Generally we try to order types by decreasing use count so that frequently used types get smaller indices. For the equirecursive and nominal systems, there are no contraints on the ordering of types, so we just have to sort them according to their use counts. For the isorecursive type system, however, there are a number of ordering constraints that have to be met for the type section to be valid. First, types in the same recursion group must be adjacent so they can be grouped together.
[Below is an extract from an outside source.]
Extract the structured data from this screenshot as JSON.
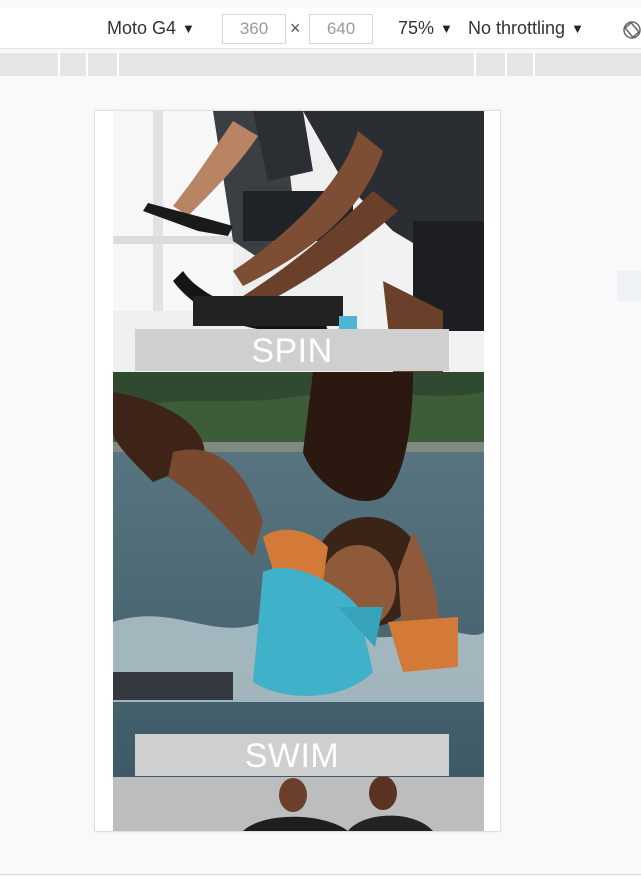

Second, groups must be ordered topologically so that they only refer to types in themselves or prior groups. Update type ordering to produce a valid isorecursive output by performing a topological sort on the recursion groups. While performing the sort, prefer to visit and finish processing the most used groups first as a heuristic to improve the final ordering. Do not reorder types within groups, since doing so would change type identity and could affect the external interface of the module. Leave that reordering to an optimization pass (not yet implemented) that users can explicitly opt in to.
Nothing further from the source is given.